History of the Lovell Lake Association
by Anusia Hirsch
The Lovell Lake Association was created by Carl Johnson, Bob Tucker and other dedicated volunteers in 1963 as a community organization dedicated to the preservation of Lovell Lake. Back then, there were fewer homes, cottages and camps on the lake, not to mention, no internet, social media or cell phones. The social aspect of the association was paramount and included sailboat races, dances, regular get-togethers, fireworks at Sunshine Acres, socializing after the Annual General Meeting, twice yearly newsletters and the Boat Parade.
In 1963 the Lakeside Representative Program was established as a mechanism for communication and coordination of lake related issues to all residents and property owners on the lake as well as renters and other visitors. The lake was divided into 5 districts and representatives were responsible to visit properties several times per season and welcome newcomers as well as distribute flyers and newsletters.
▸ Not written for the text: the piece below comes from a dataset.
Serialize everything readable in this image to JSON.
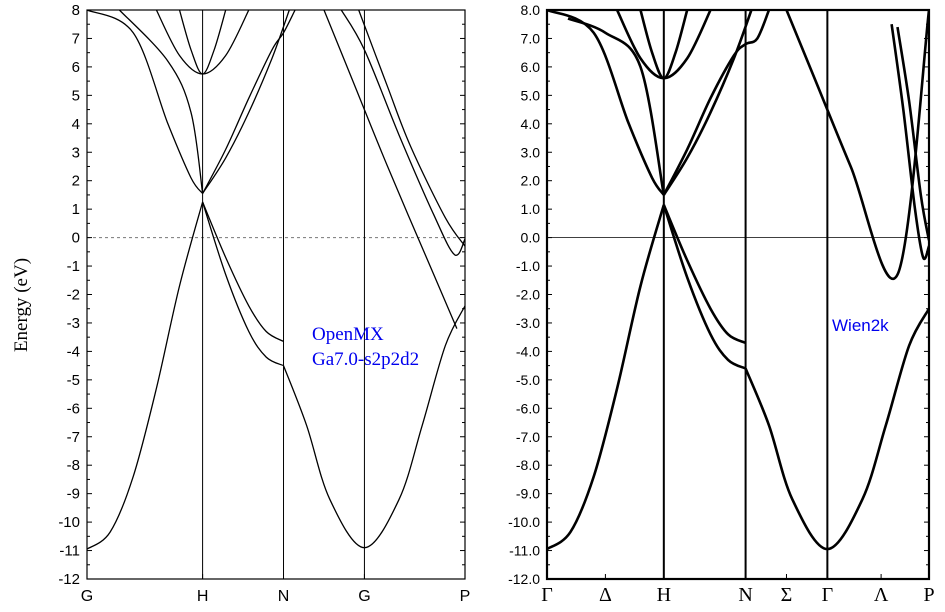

The Boat Parade has been an annual event for over 50 years and offers LLA members the opportunity to show their creativity and lake spirit by decorating their boats and joining the parade. Each year a theme is chosen and prizes continue to be awarded for the most family participation and decorating originality and imagination.
The Water Quality Monitoring Program began in 1989 by a group of dedicated volunteers who worked with the University of New Hampshire to ensure that any adverse trends or water quality issues would be quickly identified. At that time, the laboratory services of the UNH technicians and professors were our single highest expenditure. Today, volunteers run a successful Water Quality Monitoring Program and continue to collect water samples for testing.
During the late 1990’s, the Boat Safety Committee and the Sailing Committee were combined and renamed the Watersports Committee to reflect the increased use of the lake by many different types of watercraft and activities. The Committee coordinated these various activities, such as the weekly sailboat races, with an educational program to promote safe enjoyment of the lake by all users. The Lake Association also sponsored a Fish Monitoring Program which was run by a dedicated angler to provide education, such as the ban on lead sinkers. Samples of fish caught in the lake were periodically sent to the state for analysis for various contaminants such as mercury and lead.
Lovell Lake had an active Loon Preservation Committee whose task was to educate residents and visitors about these magnificent birds and their need for nesting areas and privacy. A full report about nesting pairs and offspring was given at each Annual Meeting and written up in the bi-yearly newsletters.
Our Lovell Lake Scholarship program was introduced as a possibility of providing a modest scholarship to a deserving Wakefield student interested in pursuing a career in the environmental sciences. Thanks to the generous donations of the LLA membership, today the Scholarship program is able to award one or two scholarships per year.
The Weed Watch Program was developed as an important semi-annual event related to the water quality of the lake. Lovell Lake members don scuba masks and snorkels or go out in canoes or kayaks to look for early signs of milfoil infestation. This program continues to operate as an essential part of our water quality protection.
In 2001, with the discovery of milfoil in neighboring lakes and the subsequent introduction of the Lake Host Program by the New Hampshire Lakes Association, the Lovell Lake Association shifted from a social organization to a group dedicated to preserving the water quality of Lovell Lake. Suddenly, the membership dues of $25.00 per family would not be sufficient to fund programs necessary to protect our lake. The dues card was changed to reflect an “optional donation” section and members of our association rose to the challenge and began donating an extra $25.00 to $500.00 per year. We currently have our third “anonymous donor” who committed $5,000.00 per year for 5 years. Lovell Lake is in a financial position unlike most other lakes and we consider ourselves to be extremely fortunate. We joined the New Hampshire Lakes Lake Host Program in 2001 and continue to have enough matching funds to hire Lake Hosts to inspect boats down at the Wakefield town ramp. During the summer of 2018, over 900 boats were inspected by the Hosts working at Lovell Lake. The Lake Host Program is now our highest expenditure with funds being donated by the Town of Wakefield, the New Hampshire Lakes Association, our anonymous donor and the Lovell Lake Association.
Back when there were no street addresses for most of the lake, Carl Johnson, one of the original founders of the Lovell Lake Association, coined the phrase, “Lovell Lake is a lot, and a whole lot more.” We are all dedicated to maintaining the pristine condition of our water quality and look forward to our summers on beautiful Lovell Lake.
Thank you to Ken Cram, who is one of our past presidents, for supplying his historical notes, dates and lake information.